Thursday, November 08, 2012

Argument For More Debt

Mark Weisbrot writes yesterday in The Guardian about the benefit of an Obama second term and how the media facilitated that eventuality. His piece is, as Guardian pieces tend to be, fairly well reasoned in a liberally slanted manner, and I will comment on just one statement that he makes in support of America’s fiscal position. It is one much used by economists in arguing for continued deficit spending, and I regard it as absurd.

“For the record,” he says parenthetically, “the US currently pays less than 1% of GDP in net interest annually on the federal debt – less than it has paid during the past 60 years.”

When you make an application for credit, does the bank look at the amount of interest you pay as a percentage of your employer’s income? “I pay interest on my $400,000 mortgage at 3.9% which is $15,600. My employer’s income is $12.6 billion, so I am paying a mere 0.0012% of my employer’s income in interest.” Right, I don’t think so.

For a long time economists cited government interest as a percentage of government revenue. That, however, became a large and frightening percentage, so they began citing interest payments as a percentage of government expense. Since we spend more than we take in that was a smaller percentage, but eventually that also became a large and frightening percentage, and so now we are citing interest payment as a percentage of GDP. That is a completely meaningless number, but it has the advantage of being small and thus facilitates the argument for continued deficit spending.

Economists used to do the same thing with government debt, by the way. They cited the amount of the debt as a percentage of annual government revenue, then of annual government spending. When the amount of debt became larger than annual spending, that is the percentage was larger than 100%, the basis switched to a percentage of GDP and the basis for interest payments followed suit.

I have no idea what basis they will use when the debt as a ratio of GDP becomes too large as it has in, for instance, Japan, where it is more than 200% of GDP. Probably use the world economy or some fictional World Bank balance.

The other nonsensical aspect of this issue is that the reason for our low cost of interest on the debt is that government has artificially set interest rates at zero and left them there indefinitely.
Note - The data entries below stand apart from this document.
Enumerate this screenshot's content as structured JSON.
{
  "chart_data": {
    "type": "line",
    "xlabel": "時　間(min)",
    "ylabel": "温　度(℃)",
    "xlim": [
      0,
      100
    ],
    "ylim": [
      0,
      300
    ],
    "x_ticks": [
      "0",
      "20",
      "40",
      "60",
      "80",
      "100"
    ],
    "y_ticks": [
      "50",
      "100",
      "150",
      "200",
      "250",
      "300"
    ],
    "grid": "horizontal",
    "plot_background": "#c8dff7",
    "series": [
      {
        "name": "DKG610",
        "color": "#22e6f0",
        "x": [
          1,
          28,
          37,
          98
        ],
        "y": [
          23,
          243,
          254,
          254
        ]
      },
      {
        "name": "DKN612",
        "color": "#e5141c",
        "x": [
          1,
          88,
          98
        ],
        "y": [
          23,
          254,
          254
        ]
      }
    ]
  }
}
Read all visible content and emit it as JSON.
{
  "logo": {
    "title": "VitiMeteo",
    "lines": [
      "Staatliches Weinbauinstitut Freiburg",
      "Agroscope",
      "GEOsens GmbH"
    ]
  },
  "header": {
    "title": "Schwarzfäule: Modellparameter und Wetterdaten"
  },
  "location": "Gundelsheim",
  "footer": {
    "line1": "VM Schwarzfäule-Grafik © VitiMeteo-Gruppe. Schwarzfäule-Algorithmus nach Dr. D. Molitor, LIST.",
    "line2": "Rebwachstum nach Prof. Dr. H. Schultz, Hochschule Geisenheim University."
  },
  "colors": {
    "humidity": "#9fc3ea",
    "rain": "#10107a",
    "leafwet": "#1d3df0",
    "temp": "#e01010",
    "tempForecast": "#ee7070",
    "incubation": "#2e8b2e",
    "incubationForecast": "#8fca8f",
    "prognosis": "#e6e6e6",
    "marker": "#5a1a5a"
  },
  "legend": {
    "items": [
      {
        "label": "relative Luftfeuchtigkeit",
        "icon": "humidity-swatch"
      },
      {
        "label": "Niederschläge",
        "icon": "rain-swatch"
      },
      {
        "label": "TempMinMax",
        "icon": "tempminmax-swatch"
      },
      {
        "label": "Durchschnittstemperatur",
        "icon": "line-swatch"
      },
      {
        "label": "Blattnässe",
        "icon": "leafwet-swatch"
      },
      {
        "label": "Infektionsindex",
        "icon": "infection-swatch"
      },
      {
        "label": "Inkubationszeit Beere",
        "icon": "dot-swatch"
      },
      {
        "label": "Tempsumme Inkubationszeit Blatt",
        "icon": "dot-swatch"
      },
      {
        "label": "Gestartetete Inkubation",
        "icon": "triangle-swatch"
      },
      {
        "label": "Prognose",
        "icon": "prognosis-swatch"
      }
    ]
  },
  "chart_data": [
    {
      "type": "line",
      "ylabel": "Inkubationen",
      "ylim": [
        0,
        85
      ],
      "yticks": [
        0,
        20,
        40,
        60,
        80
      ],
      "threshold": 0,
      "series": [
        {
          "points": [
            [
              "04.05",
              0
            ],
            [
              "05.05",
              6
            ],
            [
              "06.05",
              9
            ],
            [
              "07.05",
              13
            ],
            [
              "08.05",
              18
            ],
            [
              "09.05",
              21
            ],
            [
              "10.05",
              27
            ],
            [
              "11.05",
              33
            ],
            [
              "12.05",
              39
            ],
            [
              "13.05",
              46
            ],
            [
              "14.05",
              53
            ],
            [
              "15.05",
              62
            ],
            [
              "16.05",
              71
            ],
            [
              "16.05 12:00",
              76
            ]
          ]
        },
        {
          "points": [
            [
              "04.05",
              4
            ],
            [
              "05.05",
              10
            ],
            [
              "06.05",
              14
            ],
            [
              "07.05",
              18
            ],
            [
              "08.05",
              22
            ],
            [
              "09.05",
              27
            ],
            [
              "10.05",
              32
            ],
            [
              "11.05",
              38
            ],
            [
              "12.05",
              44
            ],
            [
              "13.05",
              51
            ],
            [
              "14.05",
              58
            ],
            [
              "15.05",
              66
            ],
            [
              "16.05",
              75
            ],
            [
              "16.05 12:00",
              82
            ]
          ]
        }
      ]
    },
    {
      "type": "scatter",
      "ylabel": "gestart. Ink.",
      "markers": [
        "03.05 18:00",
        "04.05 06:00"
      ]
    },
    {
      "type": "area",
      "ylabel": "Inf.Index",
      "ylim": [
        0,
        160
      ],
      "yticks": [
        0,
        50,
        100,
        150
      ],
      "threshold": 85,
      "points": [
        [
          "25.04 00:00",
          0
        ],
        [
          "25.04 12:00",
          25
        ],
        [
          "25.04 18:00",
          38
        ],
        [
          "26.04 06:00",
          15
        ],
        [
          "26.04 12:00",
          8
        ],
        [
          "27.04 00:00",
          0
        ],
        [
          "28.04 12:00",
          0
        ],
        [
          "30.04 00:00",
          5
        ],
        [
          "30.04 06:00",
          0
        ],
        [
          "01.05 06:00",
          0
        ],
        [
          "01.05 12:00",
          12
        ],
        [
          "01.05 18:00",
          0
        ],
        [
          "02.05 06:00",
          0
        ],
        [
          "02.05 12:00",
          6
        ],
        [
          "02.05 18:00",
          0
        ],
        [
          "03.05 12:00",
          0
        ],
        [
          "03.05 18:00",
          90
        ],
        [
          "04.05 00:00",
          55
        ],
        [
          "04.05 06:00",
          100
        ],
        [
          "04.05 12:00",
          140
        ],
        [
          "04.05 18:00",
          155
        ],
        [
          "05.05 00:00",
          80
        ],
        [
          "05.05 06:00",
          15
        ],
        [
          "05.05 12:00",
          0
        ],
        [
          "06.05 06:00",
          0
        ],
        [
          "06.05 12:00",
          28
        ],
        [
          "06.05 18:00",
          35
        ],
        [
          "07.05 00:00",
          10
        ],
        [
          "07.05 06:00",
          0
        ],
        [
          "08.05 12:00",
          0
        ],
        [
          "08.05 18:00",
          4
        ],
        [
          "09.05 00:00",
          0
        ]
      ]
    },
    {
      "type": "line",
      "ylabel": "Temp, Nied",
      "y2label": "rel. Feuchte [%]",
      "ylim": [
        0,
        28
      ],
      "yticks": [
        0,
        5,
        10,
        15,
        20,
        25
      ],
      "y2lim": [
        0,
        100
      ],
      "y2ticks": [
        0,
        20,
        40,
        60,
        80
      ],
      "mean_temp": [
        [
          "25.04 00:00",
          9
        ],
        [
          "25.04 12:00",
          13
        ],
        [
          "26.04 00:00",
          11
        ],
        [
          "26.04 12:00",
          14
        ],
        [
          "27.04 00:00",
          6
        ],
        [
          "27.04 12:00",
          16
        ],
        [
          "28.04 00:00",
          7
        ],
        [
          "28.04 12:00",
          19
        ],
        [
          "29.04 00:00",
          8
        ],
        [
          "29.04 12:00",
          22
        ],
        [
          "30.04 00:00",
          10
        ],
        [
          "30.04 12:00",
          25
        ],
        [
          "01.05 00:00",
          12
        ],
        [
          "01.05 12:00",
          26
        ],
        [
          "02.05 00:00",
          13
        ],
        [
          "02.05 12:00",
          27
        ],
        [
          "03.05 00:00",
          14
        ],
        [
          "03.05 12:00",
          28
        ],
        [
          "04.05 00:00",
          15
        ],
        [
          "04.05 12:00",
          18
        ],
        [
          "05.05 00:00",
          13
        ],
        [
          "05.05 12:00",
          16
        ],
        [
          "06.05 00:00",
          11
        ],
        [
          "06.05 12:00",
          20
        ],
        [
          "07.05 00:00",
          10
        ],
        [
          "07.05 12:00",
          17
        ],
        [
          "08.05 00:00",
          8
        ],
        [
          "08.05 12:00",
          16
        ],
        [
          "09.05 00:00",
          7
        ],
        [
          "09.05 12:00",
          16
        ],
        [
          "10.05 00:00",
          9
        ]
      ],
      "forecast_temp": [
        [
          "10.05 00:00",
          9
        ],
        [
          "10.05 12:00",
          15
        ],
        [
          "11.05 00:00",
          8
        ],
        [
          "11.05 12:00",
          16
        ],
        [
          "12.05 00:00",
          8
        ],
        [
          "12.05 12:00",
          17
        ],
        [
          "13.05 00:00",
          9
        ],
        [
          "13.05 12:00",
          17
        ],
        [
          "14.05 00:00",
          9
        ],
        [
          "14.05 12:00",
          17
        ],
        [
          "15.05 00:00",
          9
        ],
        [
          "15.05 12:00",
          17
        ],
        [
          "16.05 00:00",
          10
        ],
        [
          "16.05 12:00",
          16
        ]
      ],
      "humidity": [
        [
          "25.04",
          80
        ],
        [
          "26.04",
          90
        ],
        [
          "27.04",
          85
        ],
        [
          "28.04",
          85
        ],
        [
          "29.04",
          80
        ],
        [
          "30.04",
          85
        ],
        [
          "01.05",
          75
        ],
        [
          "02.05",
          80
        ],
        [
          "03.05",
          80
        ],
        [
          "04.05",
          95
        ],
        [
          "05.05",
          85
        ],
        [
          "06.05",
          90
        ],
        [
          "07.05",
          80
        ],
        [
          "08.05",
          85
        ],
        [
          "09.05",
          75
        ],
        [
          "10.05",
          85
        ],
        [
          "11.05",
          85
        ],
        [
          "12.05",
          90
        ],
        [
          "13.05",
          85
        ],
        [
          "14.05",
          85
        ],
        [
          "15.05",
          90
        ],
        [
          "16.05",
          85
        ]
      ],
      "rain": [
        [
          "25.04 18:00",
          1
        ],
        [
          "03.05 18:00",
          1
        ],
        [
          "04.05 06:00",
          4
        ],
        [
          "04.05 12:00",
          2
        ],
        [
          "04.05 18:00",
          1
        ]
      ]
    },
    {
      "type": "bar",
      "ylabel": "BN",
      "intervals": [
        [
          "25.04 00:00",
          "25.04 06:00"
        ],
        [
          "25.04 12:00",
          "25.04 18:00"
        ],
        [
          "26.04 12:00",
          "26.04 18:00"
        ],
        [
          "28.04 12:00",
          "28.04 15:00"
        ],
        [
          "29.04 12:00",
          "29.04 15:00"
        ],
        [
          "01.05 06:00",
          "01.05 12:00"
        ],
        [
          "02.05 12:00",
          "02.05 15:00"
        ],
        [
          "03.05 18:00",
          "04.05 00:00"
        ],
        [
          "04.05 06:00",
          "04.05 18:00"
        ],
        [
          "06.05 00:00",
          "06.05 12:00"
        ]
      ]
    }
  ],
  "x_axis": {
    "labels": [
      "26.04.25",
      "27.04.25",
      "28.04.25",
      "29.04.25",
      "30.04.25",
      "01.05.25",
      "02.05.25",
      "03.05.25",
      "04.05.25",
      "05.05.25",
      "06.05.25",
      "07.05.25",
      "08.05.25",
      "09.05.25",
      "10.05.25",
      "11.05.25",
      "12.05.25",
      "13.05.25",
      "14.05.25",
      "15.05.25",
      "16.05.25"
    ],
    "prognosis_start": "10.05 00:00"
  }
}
The reasons why this is a pernicious policy are too numerous to go into here, but the policy is idiotic in the extreme and eventually the interest rate which we pay on that debt is going to go back up to a sane level. When it does the grits, as we say in the south, are really going to hit the fan.

If you don’t know what grits are, I recommend Wikipedia, although it says that they can be fried in vegetable oil or butter. Good God. Frying them in anything other than bacon drippings or lard would be criminal.

1 comment:

  1. bruce9:50 AM

    GDP is a poor basis for calculating.. whatever they are doing. GDP indiates all goods and services, not income or outgo or expenses. And the government doesn't get this as income or taxes or anything. Most or all of that is non-governmental anyway.

    Another spin to hide troubles, ignorance is bliss. Until the grits hit the fan indeed.